Sie tritt ≥ 2 Wochen nach Beginn einer neuroleptischen Behandlung oder steigenden Dosen von Arzneimitteln mit langer Halbwertszeit (Aripirpazol, Cariprazin) auf. Arzneimittel, die nach einer Einzeldosis therapeutische Konzentrationen erreichen (Haloperidol, Risperidon), können innerhalb weniger Stunden nach Behandlungsbeginn oder Dosisanpassung eine Akathisie auslösen. Das Ziel dieses Artikels ist es, das Erscheinungsbild, die Pathophysiologie und die Behandlung von Akathisie zu überprüfen.

Darstellung und Differenzialdiagnose der Akathisie

Das Erscheinungsbild der Akathisie unterscheidet sich vom Restless-Legs-Syndrom (RLS), obwohl die Pathophysiologie ähnlich ist. RLS äußert sich durch ein Unbehagen in den Beinen und einen überwältigenden Bewegungsdrang, der nachts schlimmer ist und den Schlaf stört.

Akathisie betrifft den gesamten Körper, geht mit intensiver Dysphorie und den ganzen Tag anhaltenden Symptomen einher.
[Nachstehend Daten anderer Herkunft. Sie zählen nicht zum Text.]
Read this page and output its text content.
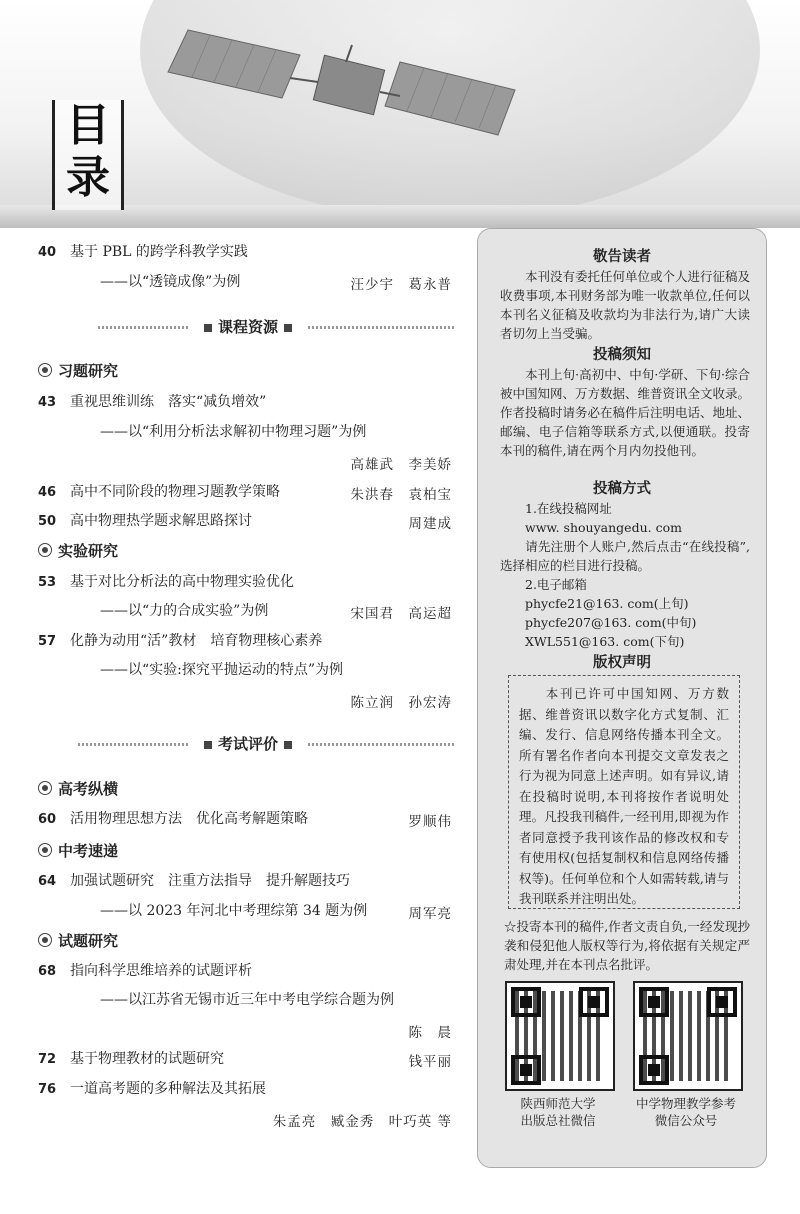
目
录
40 基于 PBL 的跨学科教学实践
——以“透镜成像”为例	汪少宇　葛永普
课程资源
习题研究
43 重视思维训练　落实“减负增效”
——以“利用分析法求解初中物理习题”为例
高雄武　李美娇
46 高中不同阶段的物理习题教学策略	朱洪春　袁柏宝
50 高中物理热学题求解思路探讨	周建成
实验研究
53 基于对比分析法的高中物理实验优化
——以“力的合成实验”为例	宋国君　高运超
57 化静为动用“活”教材　培育物理核心素养
——以“实验:探究平抛运动的特点”为例
陈立润　孙宏涛
考试评价
高考纵横
60 活用物理思想方法　优化高考解题策略	罗顺伟
中考速递
64 加强试题研究　注重方法指导　提升解题技巧
——以 2023 年河北中考理综第 34 题为例	周军亮
试题研究
68 指向科学思维培养的试题评析
——以江苏省无锡市近三年中考电学综合题为例
陈　晨
72 基于物理教材的试题研究	钱平丽
76 一道高考题的多种解法及其拓展
朱孟亮　臧金秀　叶巧英 等
敬告读者
本刊没有委托任何单位或个人进行征稿及收费事项,本刊财务部为唯一收款单位,任何以本刊名义征稿及收款均为非法行为,请广大读者切勿上当受骗。
投稿须知
本刊上旬·高初中、中旬·学研、下旬·综合被中国知网、万方数据、维普资讯全文收录。作者投稿时请务必在稿件后注明电话、地址、邮编、电子信箱等联系方式,以便通联。投寄本刊的稿件,请在两个月内勿投他刊。
投稿方式
1.在线投稿网址
www. shouyangedu. com
请先注册个人账户,然后点击“在线投稿”,选择相应的栏目进行投稿。
2.电子邮箱
phycfe21@163. com(上旬)
phycfe207@163. com(中旬)
XWL551@163. com(下旬)
版权声明
本刊已许可中国知网、万方数据、维普资讯以数字化方式复制、汇编、发行、信息网络传播本刊全文。所有署名作者向本刊提交文章发表之行为视为同意上述声明。如有异议,请在投稿时说明,本刊将按作者说明处理。凡投我刊稿件,一经刊用,即视为作者同意授予我刊该作品的修改权和专有使用权(包括复制权和信息网络传播权等)。任何单位和个人如需转载,请与我刊联系并注明出处。
☆投寄本刊的稿件,作者文责自负,一经发现抄袭和侵犯他人版权等行为,将依据有关规定严肃处理,并在本刊点名批评。
陕西师范大学
出版总社微信
中学物理教学参考
微信公众号
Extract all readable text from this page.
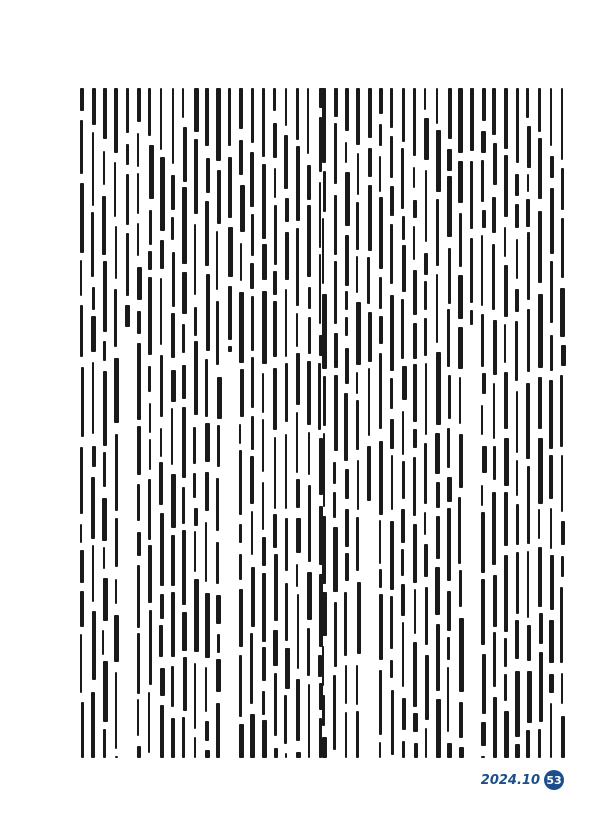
2024.10 53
Im Schlaf kann es vollständig verschwinden, obwohl es in der Regel zu häufigem Aufwachen kommt. Es kommt häufig bei hohen Dosen bestimmter Neuroleptika (Aripiprazol, Haloperidol, Lurasidon) vor.

Abhängig von der zugrunde liegenden psychiatrischen Erkrankung, für die ein Medikament ursprünglich verschrieben wurde, kann Akathisie fälschlicherweise als Unruhe diagnostiziert werden. Bei Patienten, die chronisch Neuroleptika ausgesetzt sind, kann es durch ein extrapyramidales Syndrom (EPS) maskiert werden, daher ist es wichtig, die subjektive Komponente zu untersuchen.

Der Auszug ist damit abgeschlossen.